Tony Mastroianni Review Collection

"A House" Is Not a Film Either

Cleveland Press August 28, 1964

Polly Adler's best-selling autobiography -- the life and times of a brothel keeper -- hardly seemed like an appropriate subject matter for a movie when the announcement was made some months ago.

A viewing of the film does nothing to change that opinion.

Miss Adler's comprehensive report on the business of prostitution, sordid as its theme might be, was still an interesting and unpretentious study of an era and its seamy side from a unique view point.

No such claims can be made for this movie version of a madam's memoirs.

Admittedly it must have been difficult to fashion a screenplay from the material. The result is a melodramatic, tawdry, tasteless script that does nothing to advance drama, entertainment or an understanding of the period.

The film follows Miss Adler's career from her youthful days in a sweat shop, her rape by the shop foreman, to her providing girls for the entertainment of a bootlegger and his friends until she becomes one of the most successful keepers of a house of prostitution in New York.

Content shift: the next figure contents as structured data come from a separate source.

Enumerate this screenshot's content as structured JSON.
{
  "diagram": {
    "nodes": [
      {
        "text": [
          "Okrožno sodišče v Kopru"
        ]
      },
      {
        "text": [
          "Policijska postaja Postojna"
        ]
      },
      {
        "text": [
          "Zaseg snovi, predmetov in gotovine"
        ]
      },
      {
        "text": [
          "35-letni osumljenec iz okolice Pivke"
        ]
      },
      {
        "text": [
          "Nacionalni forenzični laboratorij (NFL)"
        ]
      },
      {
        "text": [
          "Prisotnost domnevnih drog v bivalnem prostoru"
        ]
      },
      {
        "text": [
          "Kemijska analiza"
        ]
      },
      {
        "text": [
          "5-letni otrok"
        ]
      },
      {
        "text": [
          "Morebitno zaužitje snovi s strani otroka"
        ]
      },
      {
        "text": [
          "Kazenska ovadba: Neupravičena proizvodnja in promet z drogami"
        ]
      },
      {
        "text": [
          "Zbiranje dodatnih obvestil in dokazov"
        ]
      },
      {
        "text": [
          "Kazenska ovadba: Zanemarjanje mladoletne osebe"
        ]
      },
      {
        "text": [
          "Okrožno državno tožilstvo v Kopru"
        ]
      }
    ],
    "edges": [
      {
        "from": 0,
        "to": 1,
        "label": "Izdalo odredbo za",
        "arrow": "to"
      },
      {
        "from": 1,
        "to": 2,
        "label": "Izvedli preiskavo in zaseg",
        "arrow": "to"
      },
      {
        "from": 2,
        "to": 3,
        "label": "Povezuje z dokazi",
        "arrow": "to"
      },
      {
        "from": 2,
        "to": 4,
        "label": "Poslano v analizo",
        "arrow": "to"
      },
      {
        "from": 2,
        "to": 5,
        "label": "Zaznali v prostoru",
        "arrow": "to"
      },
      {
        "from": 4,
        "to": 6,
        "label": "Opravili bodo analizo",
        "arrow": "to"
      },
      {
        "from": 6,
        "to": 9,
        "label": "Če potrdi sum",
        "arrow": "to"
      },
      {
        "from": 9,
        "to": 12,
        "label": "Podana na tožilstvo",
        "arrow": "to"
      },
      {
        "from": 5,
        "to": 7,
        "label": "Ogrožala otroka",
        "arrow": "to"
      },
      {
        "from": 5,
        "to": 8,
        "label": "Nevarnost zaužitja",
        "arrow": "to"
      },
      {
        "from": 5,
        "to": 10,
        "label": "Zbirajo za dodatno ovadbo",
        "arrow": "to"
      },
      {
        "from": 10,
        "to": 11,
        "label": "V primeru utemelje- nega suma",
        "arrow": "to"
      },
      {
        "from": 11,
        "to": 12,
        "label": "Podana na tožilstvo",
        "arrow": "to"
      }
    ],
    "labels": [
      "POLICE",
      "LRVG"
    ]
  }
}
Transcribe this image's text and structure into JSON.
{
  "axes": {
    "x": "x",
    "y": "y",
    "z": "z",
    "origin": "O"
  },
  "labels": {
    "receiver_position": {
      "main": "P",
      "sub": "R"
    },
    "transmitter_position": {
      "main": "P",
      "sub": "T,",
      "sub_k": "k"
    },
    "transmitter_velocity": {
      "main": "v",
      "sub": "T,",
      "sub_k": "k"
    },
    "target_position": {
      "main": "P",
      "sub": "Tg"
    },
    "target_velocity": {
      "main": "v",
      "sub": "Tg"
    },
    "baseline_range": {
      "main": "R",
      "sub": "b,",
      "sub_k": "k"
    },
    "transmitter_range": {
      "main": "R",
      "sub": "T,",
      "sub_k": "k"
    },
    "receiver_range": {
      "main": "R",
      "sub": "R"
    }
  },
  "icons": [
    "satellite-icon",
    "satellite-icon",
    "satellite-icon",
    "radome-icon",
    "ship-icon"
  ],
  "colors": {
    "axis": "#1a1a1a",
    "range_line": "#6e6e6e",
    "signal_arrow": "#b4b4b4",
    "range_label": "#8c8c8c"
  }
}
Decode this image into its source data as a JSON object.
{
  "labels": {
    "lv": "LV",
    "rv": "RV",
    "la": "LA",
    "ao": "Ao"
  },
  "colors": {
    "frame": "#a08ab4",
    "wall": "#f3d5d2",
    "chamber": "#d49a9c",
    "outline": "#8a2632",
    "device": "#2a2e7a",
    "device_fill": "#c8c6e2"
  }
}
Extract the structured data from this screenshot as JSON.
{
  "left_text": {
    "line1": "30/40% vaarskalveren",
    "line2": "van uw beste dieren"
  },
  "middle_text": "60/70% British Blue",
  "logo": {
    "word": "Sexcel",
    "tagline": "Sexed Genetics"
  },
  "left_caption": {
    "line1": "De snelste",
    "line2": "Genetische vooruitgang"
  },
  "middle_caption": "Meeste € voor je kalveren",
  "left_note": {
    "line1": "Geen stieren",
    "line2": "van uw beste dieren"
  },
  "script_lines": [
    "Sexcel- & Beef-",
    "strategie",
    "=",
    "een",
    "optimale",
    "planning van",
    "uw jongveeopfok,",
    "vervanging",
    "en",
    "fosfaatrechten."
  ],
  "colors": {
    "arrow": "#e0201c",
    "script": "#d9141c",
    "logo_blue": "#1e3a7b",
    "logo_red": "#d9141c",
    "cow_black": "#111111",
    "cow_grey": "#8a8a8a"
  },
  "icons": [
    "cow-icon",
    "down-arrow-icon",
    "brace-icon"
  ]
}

Presented is a world peopled by hoods, racketeers, dishonest cops and politicians on the make. What with the madam and her girls rounding out the cast there are few characters in the movie with whom the audience might sympathize.

A bitter-sweet romance with a musician is developed as a major plot line in the film. A puzzling subplot presents a whitewashed Lucky Luciano, advancing the theory that his arrest in connection with prostitution was all a terrible mixup.

While a gesture is made toward moralizing by having the girls and their procuress occasionally comment on their lack of a future, the dialog seems to have been developed for the shock value inherent in hearing certain words coming from the screen.

Shelley Winters gives a strong portrayal as Polly Adler. An aging Robert Taylor is grim-faced but acceptable as a minor hood. There are good vignette performances from Romero as Luciano, Broderick Crawford as a corrupt politician and Kaye Ballard as an early friend of Polly's.

The actresses portraying the girls are lovely to look at, but two are embarrassingly bad when called on for some heavy emoting.